\[
\DeclareMathOperator{\E}{E}
\DeclareMathOperator{\Var}{V}
\DeclareMathOperator{\hVar}{\widehat{V}}
\DeclareMathOperator{\bias}{bias}
\]
Summary
This week’s homework addresses two issues we’ve left hanging.
I know what you’re thinking: we had a whole homework assignment on this. But that’s only half-right. In the Week 2 Homework, we focused on showing that we get near-perfect calibration, not really why. But using normal approximation, we can do the why part pretty easily. This’ll be quick, and it’ll involve a bit of calculus, which makes it a good warm-up for what we’ll do next. It’ll give us an opportunity to revisit some of our Week 2 stuff using a more formula-driven perspective, too.

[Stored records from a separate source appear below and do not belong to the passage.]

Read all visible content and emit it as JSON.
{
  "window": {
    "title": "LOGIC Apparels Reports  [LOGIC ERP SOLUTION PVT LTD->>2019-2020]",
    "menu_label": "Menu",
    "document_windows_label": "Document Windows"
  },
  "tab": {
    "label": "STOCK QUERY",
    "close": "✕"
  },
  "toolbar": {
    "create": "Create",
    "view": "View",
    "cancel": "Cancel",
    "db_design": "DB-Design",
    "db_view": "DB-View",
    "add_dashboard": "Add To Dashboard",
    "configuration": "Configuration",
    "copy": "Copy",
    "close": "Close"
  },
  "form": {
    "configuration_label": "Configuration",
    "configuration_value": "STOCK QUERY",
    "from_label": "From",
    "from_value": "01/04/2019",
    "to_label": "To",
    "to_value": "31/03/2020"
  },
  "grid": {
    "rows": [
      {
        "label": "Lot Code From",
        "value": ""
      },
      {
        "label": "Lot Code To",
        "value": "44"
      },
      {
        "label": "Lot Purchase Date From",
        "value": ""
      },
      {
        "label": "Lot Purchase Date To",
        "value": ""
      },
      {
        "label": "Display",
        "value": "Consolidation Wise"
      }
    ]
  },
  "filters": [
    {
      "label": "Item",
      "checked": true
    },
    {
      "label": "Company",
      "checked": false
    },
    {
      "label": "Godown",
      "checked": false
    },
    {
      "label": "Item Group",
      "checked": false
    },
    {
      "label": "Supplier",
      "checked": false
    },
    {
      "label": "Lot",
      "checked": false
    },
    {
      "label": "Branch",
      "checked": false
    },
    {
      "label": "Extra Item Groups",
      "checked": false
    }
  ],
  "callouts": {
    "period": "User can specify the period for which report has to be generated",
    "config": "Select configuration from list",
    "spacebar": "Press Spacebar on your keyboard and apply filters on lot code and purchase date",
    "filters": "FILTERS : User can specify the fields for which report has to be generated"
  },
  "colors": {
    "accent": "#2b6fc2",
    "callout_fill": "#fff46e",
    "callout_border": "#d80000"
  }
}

I said, in our Lecture on Comparing Two Groups, that you’d be calculating the variance of a difference in subsample means in this one. You’ll be doing that and a little more: you’ll be calculating,approximately, the variance of a ratio of subsample means, too. Because sometimes that’s closer to what you want to know. People often say, for example, that women in this country earn 78 cents on the dollar for doing the same work as men. That’s a ratio. Tackling this in addition to the difference won’t be too much additional work. After a little bit of calculus, we basically wind up in the same place as we do for the difference.

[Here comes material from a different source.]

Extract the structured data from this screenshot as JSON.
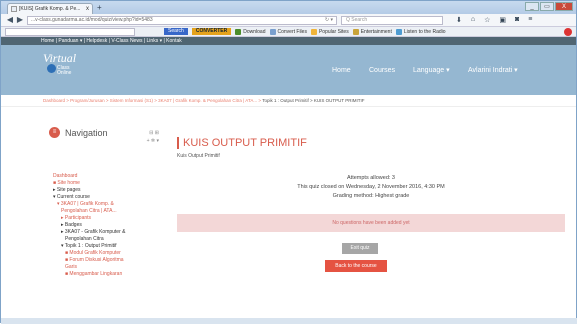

Calculus Review: Linear Approximation
We’re going to be using linear approximation to simplify some of our calculations. Given a function \(f(x)\), we can approximate it near any point \(x_0\) like this. \[
f(x) \approx f(x_0) + f'(x_0)(x-x_0)
\]
Hopefully you remember that from calculus. If you like, you can call this first-order Taylor approximation. And there are a few formulas for the error of this approximation, which is called the remainder in Taylor’s Theorem, in most calculus textbooks.

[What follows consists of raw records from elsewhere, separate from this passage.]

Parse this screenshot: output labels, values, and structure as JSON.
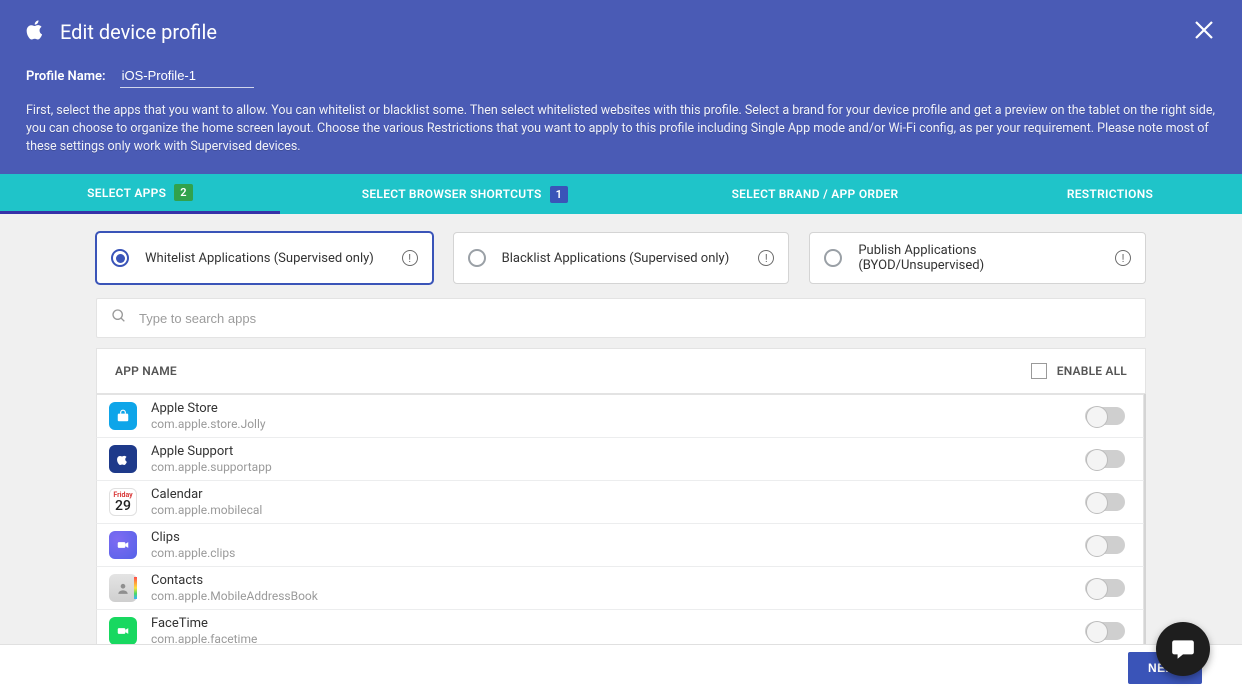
{
  "header": {
    "title": "Edit device profile",
    "profile_label": "Profile Name:",
    "profile_value": "iOS-Profile-1",
    "description": "First, select the apps that you want to allow. You can whitelist or blacklist some. Then select whitelisted websites with this profile. Select a brand for your device profile and get a preview on the tablet on the right side, you can choose to organize the home screen layout. Choose the various Restrictions that you want to apply to this profile including Single App mode and/or Wi-Fi config, as per your requirement. Please note most of these settings only work with Supervised devices."
  },
  "tabs": {
    "t1": {
      "label": "SELECT APPS",
      "badge": "2"
    },
    "t2": {
      "label": "SELECT BROWSER SHORTCUTS",
      "badge": "1"
    },
    "t3": {
      "label": "SELECT BRAND / APP ORDER"
    },
    "t4": {
      "label": "RESTRICTIONS"
    }
  },
  "radio": {
    "whitelist": "Whitelist Applications (Supervised only)",
    "blacklist": "Blacklist Applications (Supervised only)",
    "publish": "Publish Applications (BYOD/Unsupervised)"
  },
  "search": {
    "placeholder": "Type to search apps"
  },
  "table": {
    "col_app": "APP NAME",
    "enable_all": "ENABLE ALL"
  },
  "apps": [
    {
      "name": "Apple Store",
      "id": "com.apple.store.Jolly"
    },
    {
      "name": "Apple Support",
      "id": "com.apple.supportapp"
    },
    {
      "name": "Calendar",
      "id": "com.apple.mobilecal"
    },
    {
      "name": "Clips",
      "id": "com.apple.clips"
    },
    {
      "name": "Contacts",
      "id": "com.apple.MobileAddressBook"
    },
    {
      "name": "FaceTime",
      "id": "com.apple.facetime"
    }
  ],
  "footer": {
    "next": "NEXT"
  },
  "calendar_icon": {
    "friday": "Friday",
    "day": "29"
  }
}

When we’re thinking about functions of multiple variables, we use the multivariate version, which involves partial derivatives. \[
\begin{aligned}
f(x,y)
&\approx f(x_0,y_0) + \qty[\frac{\partial f}{\partial x}(x_0,y_0)] (x-x_0) \ + \ \qty[\frac{\partial f}{\partial y}(x_0,y_0)] (y-y_0).
\end{aligned}
\]
Why We Usually Get Near-Perfect Calibration
Suppose we’ve sampled with replacement from a binary population in which \(\theta\) is the proportion of ones. If we use the sample mean \(\hat\theta\) as our point estimate and calibrate a 95% confidence interval around it using normal approximation, this is the interval we get.
\[
\hat\theta \pm 1.96 \hat\sigma / \sqrt{n} \qfor \hat\sigma^2 = \hat\theta(1-\hat\theta)
\]
On the other hand, the interval we’d want—assuming we’re still happy to use normal approximation—uses the actual variance of our sample proportion, \(\sigma^2=\theta(1-\theta)\), instead of the estimate \(\hat\sigma^2\). Figure 1 is an attempt to convince ourselves that it doesn’t make much of a difference at all. I think I called the difference ‘a fingernail thick’ in lecture. Now you’re going to quantify this difference. We’ll assume that \(\hat\theta\) is one of the ‘good draws’ from its sampling distribution, which for our purposes will mean that it’s in the interval \(\theta \pm 1.96\sigma / \sqrt{n}\), the middle 95% of the sampling distribution’s normal approximation.
Exercise 1
Suppose \(\hat\theta \in \theta \pm 1.96\sigma / \sqrt{n}\) for \(\sigma^2=\theta(1-\theta)\). Find an approximate upper bound on the difference \(|\hat w - w|\) between the estimated interval width \(\hat w = 2 \times 1.96 \hat\sigma / \sqrt{n}\) and the ideal-but-unusable interval width \(w= 2 \times 1.96 \sigma / \sqrt{n}\). What fraction of the ideal width \(w\) is your bound?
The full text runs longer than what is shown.